Grafana

Definition

Grafana is an open-source analytics and interactive visualization platform that connects to a wide range of data sources — Prometheus, InfluxDB, Elasticsearch, Loki, PostgreSQL, cloud-native monitoring APIs, and dozens more — and renders the data as interactive, shareable dashboards. It provides no storage of its own; it is purely a query-and-visualization layer that sits in front of existing data infrastructure. This design makes Grafana complementary to every time-series or log storage system rather than a replacement for any of them.

In ML and MLOps contexts, Grafana serves as the unified observability interface. Data scientists and ML engineers use it to track model performance metrics (accuracy, F1, AUC) as they change over time, visualize prediction latency and throughput alongside infrastructure resource usage, and monitor data quality signals such as feature drift scores. Because Grafana supports multiple data sources simultaneously, a single dashboard can combine Prometheus metrics, application logs from Loki, and business KPIs from a SQL database — giving a complete, contextualized view of a model's behavior in production.

Grafana is available as a self-hosted open-source distribution, as Grafana Cloud (a managed SaaS offering), and as Grafana Enterprise with additional enterprise features.
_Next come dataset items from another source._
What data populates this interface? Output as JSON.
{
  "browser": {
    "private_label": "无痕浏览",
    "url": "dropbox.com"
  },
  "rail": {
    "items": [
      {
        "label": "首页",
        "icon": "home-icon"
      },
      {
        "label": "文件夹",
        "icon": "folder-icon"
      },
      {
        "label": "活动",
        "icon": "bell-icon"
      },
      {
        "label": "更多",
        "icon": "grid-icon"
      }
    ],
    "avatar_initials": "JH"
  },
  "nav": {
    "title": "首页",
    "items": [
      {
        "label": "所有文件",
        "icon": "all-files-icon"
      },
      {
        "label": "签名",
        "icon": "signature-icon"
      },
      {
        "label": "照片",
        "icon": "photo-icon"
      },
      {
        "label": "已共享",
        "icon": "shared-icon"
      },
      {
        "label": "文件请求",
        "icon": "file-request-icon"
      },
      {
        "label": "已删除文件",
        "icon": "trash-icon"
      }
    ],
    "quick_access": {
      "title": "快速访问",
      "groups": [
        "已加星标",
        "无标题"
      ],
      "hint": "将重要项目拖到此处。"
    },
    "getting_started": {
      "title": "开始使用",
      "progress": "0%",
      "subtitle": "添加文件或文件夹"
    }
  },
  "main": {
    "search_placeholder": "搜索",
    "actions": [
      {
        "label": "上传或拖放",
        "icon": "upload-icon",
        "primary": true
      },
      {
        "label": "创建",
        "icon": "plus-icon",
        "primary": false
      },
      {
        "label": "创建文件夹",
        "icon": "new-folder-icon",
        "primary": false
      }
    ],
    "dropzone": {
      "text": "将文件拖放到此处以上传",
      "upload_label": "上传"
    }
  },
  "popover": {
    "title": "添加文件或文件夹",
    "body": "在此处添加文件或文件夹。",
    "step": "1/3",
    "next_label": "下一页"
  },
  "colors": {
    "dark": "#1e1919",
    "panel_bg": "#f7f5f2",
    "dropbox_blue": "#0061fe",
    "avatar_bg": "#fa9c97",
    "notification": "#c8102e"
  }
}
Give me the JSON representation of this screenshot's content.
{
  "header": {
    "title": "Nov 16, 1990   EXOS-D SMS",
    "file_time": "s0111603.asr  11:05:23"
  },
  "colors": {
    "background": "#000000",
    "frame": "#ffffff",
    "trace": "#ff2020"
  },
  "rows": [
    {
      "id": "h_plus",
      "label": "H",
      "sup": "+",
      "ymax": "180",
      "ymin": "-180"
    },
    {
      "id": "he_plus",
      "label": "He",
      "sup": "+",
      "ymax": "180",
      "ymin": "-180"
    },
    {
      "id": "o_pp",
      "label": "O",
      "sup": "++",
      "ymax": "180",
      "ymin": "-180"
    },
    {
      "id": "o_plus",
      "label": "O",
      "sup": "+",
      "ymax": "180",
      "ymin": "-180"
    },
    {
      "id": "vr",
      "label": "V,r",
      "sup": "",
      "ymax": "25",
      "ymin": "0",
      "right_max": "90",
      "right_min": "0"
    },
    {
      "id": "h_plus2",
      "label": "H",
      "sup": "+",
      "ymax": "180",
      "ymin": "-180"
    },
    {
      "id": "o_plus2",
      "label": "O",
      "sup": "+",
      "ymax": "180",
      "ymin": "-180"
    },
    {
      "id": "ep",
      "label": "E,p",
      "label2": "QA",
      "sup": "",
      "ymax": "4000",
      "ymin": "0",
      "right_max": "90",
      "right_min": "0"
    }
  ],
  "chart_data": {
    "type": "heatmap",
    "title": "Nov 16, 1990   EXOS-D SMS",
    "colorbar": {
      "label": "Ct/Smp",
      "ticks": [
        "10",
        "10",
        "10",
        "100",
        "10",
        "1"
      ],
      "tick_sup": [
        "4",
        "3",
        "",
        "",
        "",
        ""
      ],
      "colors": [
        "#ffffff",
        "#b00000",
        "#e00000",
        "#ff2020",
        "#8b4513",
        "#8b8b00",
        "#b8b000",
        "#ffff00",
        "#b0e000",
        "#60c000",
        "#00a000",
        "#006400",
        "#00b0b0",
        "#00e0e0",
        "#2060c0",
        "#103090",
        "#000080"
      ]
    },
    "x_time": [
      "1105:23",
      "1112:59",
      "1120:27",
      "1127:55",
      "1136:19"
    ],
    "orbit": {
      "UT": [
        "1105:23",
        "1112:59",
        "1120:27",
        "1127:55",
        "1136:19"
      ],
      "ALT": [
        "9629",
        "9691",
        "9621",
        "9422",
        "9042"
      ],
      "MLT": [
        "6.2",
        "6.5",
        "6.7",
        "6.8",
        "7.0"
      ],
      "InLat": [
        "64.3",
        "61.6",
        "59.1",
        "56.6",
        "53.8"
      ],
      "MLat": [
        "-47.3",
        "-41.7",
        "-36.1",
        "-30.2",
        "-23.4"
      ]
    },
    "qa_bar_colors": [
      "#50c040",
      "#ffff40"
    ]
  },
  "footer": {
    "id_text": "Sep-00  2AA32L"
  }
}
The open-source distribution is fully functional and is the most common choice for teams that already operate Kubernetes or have infrastructure-as-code workflows, since Grafana dashboards, data source configurations, and alert rules can all be managed as JSON or through Terraform providers.

How it works

Data source configuration

Grafana connects to data sources via plugins. A data source plugin translates Grafana's internal query model into the native query language of the backend (PromQL for Prometheus, SQL for relational databases, Lucene for Elasticsearch, etc.) and returns data in a normalized format. Data sources are configured in the Grafana UI or via provisioning files (YAML), which allows managing configurations as code in a Git repository. Authentication, TLS, and timeout settings are all configurable per data source.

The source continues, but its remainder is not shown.